7) “Sakatlar çok pozitif, kendiyle barışık, kendileriyle dalga geçebiliyorlar.” : Ben niye kendimle dalga geçeyim, manyak mıyım ben? Ayrıca neye küstük de barıştık? Sakatlık bizim için (istisnalar mevcut) kötü bir durum değil ki. Bu yüzden kendimize kızgındık da yüzümüz gülünce affetmiş mi olduk? Benim gözümün renkli olması da kör olması da benim için aynı değerde özelliklerdir.
8) “Şu kaldırımda görme engelli çizgileri var yaaa, neden sarı biliyo musuuuun? Görme engelliler sarı rengi görebiliyoooo.” Ben bu cümleyi iki üniversite öğrencisinden duydum; Nişantaşı Üniversitesi değil canım, bildiğin Beykent. Onun bastonla hissedildiğini ve sarı olmasının sadece bir renk seçimi olduğunu söylememe gerek var mı?
Bu doğru bilinen yarım yamalaklardan sonra bir de davranma kılavuzumuz var.
Sakatlara Davranma Kılavuzu
Bu kılavuz, toplumun acıdığı insan Homo İbretus yani bendeniz tarafından hazırlanmış olup, toplumun ve sakat nüfusunun geneline aykırı olan “kompleksli” sakatları kapsamaktadır. Ben ve ibrettaşlarım birer çamaşır makinesi olmadığımızdan, kılavuzumuzun formatı da standartlardan biraz farklı. Önemli noktaları ve yapmanız gerekenleri başlıklara bölmeden maddeler hâlinde sıralayacağız.
1) Öncelikle bir sakata çocuk muamelesi yapmanız, siz istemeseniz de konuşmalarınıza yansımakta ve bu da bizi tabiri caizse deli etmektedir.

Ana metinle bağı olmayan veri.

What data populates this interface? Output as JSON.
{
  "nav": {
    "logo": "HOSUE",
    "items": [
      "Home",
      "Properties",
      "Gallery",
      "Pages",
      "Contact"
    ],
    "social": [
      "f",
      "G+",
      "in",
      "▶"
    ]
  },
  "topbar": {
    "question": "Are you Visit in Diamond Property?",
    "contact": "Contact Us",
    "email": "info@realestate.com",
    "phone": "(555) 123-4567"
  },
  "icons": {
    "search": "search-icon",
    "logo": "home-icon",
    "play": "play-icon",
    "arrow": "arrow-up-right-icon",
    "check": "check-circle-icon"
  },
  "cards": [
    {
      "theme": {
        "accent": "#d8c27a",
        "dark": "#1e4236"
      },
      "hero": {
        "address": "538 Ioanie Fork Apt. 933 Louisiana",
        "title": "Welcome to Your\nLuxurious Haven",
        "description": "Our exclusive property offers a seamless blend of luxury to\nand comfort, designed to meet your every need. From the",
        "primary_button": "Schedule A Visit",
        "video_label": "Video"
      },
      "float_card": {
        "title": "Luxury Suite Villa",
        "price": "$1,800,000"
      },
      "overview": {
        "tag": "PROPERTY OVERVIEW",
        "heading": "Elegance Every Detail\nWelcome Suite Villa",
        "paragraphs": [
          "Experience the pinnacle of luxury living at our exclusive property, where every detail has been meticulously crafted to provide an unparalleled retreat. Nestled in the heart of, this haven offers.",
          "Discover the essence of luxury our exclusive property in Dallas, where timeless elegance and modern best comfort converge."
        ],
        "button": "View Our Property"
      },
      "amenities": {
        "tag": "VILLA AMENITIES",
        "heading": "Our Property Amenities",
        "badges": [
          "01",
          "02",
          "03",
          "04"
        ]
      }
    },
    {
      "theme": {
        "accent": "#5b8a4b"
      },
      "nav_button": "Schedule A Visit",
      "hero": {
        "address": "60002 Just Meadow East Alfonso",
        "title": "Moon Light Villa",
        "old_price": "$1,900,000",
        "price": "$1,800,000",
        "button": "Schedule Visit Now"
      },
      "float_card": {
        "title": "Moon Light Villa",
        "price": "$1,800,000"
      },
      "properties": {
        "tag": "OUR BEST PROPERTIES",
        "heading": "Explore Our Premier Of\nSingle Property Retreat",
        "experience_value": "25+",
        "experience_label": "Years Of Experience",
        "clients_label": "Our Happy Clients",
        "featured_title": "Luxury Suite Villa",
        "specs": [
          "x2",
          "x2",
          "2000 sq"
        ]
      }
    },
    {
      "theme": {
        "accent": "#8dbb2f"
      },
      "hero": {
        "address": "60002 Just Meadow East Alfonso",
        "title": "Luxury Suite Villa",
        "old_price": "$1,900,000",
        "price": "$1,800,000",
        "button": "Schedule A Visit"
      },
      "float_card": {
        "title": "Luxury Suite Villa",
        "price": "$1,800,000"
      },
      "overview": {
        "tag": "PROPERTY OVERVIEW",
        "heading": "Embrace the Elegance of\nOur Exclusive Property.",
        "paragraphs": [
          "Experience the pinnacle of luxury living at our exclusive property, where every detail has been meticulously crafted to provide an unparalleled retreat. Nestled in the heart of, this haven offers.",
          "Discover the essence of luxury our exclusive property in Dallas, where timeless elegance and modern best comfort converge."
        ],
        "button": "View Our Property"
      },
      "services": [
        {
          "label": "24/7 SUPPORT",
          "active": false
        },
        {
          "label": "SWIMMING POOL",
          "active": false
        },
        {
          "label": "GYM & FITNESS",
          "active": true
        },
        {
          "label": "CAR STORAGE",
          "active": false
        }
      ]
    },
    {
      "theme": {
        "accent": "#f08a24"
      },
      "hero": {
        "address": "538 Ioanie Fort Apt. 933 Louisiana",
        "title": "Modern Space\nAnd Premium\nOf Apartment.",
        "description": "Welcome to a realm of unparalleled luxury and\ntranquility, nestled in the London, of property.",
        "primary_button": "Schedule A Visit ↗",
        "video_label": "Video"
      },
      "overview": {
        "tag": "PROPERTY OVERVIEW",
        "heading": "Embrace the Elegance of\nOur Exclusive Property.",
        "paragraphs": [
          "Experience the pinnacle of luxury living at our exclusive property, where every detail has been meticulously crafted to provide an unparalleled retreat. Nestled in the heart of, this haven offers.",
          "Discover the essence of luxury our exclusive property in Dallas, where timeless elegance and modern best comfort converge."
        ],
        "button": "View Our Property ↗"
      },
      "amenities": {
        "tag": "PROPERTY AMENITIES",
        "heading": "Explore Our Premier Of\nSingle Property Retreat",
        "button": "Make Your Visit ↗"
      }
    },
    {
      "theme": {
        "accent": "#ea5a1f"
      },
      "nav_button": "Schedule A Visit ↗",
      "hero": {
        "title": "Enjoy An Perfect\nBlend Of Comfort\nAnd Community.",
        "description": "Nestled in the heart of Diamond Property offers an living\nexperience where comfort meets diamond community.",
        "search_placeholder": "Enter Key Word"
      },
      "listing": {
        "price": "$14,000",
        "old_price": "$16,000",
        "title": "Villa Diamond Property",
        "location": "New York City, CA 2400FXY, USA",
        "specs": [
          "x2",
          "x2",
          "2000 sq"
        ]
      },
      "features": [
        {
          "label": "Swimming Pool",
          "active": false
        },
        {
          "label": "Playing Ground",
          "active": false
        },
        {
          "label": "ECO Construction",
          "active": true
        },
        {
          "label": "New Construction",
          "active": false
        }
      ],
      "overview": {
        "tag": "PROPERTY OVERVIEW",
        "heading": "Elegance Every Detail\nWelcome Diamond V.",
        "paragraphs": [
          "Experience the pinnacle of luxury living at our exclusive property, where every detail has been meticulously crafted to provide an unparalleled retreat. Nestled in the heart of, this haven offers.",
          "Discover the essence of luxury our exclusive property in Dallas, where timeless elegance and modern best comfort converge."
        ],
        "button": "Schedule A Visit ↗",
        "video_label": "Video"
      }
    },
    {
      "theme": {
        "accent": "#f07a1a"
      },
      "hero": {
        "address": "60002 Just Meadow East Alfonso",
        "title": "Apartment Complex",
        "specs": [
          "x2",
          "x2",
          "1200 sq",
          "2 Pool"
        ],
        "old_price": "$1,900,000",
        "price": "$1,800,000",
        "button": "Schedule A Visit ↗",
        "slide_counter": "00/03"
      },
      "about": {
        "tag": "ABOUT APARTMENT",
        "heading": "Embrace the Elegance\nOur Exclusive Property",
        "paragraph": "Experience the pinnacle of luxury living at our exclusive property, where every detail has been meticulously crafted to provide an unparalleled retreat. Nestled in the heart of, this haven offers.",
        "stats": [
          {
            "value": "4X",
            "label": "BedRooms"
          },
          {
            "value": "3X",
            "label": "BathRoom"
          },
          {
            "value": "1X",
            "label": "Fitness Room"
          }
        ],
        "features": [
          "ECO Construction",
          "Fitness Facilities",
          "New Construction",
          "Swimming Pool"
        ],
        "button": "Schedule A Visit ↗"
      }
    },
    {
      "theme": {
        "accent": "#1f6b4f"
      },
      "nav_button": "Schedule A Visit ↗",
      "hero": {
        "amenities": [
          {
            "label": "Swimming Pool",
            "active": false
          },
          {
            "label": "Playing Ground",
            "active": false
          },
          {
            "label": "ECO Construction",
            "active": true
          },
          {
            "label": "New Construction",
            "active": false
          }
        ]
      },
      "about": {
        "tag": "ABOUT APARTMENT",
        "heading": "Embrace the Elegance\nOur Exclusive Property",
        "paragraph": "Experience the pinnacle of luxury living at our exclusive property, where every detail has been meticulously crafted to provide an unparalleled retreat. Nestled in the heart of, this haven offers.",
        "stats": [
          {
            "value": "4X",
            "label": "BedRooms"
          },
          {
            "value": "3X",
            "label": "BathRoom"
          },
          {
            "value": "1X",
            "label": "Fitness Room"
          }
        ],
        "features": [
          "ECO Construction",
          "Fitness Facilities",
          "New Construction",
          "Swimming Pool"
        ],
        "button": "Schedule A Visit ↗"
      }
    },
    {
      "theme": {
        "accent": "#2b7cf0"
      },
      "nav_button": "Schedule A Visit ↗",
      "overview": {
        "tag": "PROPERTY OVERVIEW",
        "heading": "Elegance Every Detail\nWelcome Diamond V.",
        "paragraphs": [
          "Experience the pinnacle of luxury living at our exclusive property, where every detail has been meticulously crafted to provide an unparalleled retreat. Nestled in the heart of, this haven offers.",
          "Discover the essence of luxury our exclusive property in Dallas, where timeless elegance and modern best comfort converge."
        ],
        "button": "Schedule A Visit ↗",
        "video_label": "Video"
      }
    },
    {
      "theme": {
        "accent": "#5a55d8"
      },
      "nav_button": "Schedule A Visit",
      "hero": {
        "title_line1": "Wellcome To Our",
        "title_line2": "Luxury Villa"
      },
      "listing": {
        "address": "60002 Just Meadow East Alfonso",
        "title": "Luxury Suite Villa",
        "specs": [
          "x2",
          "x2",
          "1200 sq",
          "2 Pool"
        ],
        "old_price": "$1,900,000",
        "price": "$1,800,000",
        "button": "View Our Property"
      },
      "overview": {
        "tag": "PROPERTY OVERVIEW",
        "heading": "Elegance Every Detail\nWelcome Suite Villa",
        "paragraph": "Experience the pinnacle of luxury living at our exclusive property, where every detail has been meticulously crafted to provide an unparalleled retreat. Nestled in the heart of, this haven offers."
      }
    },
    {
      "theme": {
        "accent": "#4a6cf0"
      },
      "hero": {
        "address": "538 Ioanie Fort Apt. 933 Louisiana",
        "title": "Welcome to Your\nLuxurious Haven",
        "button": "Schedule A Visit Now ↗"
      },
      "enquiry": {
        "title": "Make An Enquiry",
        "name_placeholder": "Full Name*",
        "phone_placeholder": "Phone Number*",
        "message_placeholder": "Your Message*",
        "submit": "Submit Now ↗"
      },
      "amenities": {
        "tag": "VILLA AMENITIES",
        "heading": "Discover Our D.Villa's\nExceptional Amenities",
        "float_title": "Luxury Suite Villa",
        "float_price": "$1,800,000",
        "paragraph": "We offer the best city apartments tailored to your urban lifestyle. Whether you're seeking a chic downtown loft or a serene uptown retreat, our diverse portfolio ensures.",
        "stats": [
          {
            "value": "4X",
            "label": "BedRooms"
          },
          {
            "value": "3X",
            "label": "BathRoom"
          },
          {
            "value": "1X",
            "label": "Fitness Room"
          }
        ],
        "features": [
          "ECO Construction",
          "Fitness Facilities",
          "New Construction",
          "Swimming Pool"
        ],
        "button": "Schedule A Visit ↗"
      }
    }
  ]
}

Örnek: “Eeeeveeeet, şimdi şu sandalyeye şööööyle güzelce oturuyoruuuuuz, ellerimizi masanın üzerine koyuyoruuuuuz, garson abi geliceeeeeek, mama söyliceeeeez.”
2) Aynı şekilde cahil ya da idiyot muamelesi görmek aşırı agresifliğe neden olmakta ve saç diplerimizden buharlar çıkmaktadır.
Örnek: Ben: Bakar mısınız, ben 50’lik bira istiyorum.
Garson: İçki olan bira mı? (YORUMSUZ)
3) Ayrıca kırdığımız her potu alttan almanız ve katılmasanız bile her fikrimizi onaylamanız çok can sıkıcı. Farklı fikirler duymaktan ve eleştirilmekten incinmeyiz.
4) Yolda yürürken, sağ elinizle sağ kolumuzu, sol elinizle de sol dizimizi tutmaya çalışırsanız muhtemelen düşeriz. Bu durum tamamen dengemizi kaybetmemizle ilgilidir, sakat oluşumuzla değil. Kolunuza girsek yeter.
5) Körlük bulaşıcı değil, kolumuza girmeden önce ameliyat eldiveni takmayın! Topal biri çocuğunuzla aynı sınıfı paylaşınca çocuğunuzun bacağı incinmez. Üst katınıza otistik çocuğu olan bir aile taşındığında apartmanı sel basmış gibi paniklemenize gerek yok.
6) Körler pijama giyer, sağırlar ayran içer, dilsizler kumpir yer, felçliler müzik dinler. Bunda şaşıracak bir şey yok.
7) Tüm sakatlık türlerindeki insanlar iletişim yeteneğine sahiptir. Bizimle ilgili merakınızı bize sorarak giderin, yanımızdakine sormayın.
Örnek: “Çayına şeker alır değil mi bu?” (Bu, insanlar için değil eşyalar için kullanılır desem neye kızdığımızı anlarsınız sanırım.)
8) Konuşan bir telefon veya saat gördüğünüzde irkilmeyin. Onlar kutsal değil, sadece teknoloji gelişti. Onlar biz körler için tasarlanmış sesli cihazlar yahut okuyucu programlara sahip. Sizin gözünüzle/kulağınızla/bacaklarınızla yaptığınız işleri yapmak için biz farklı yöntemler kullanabiliriz. Bunu unutmayın.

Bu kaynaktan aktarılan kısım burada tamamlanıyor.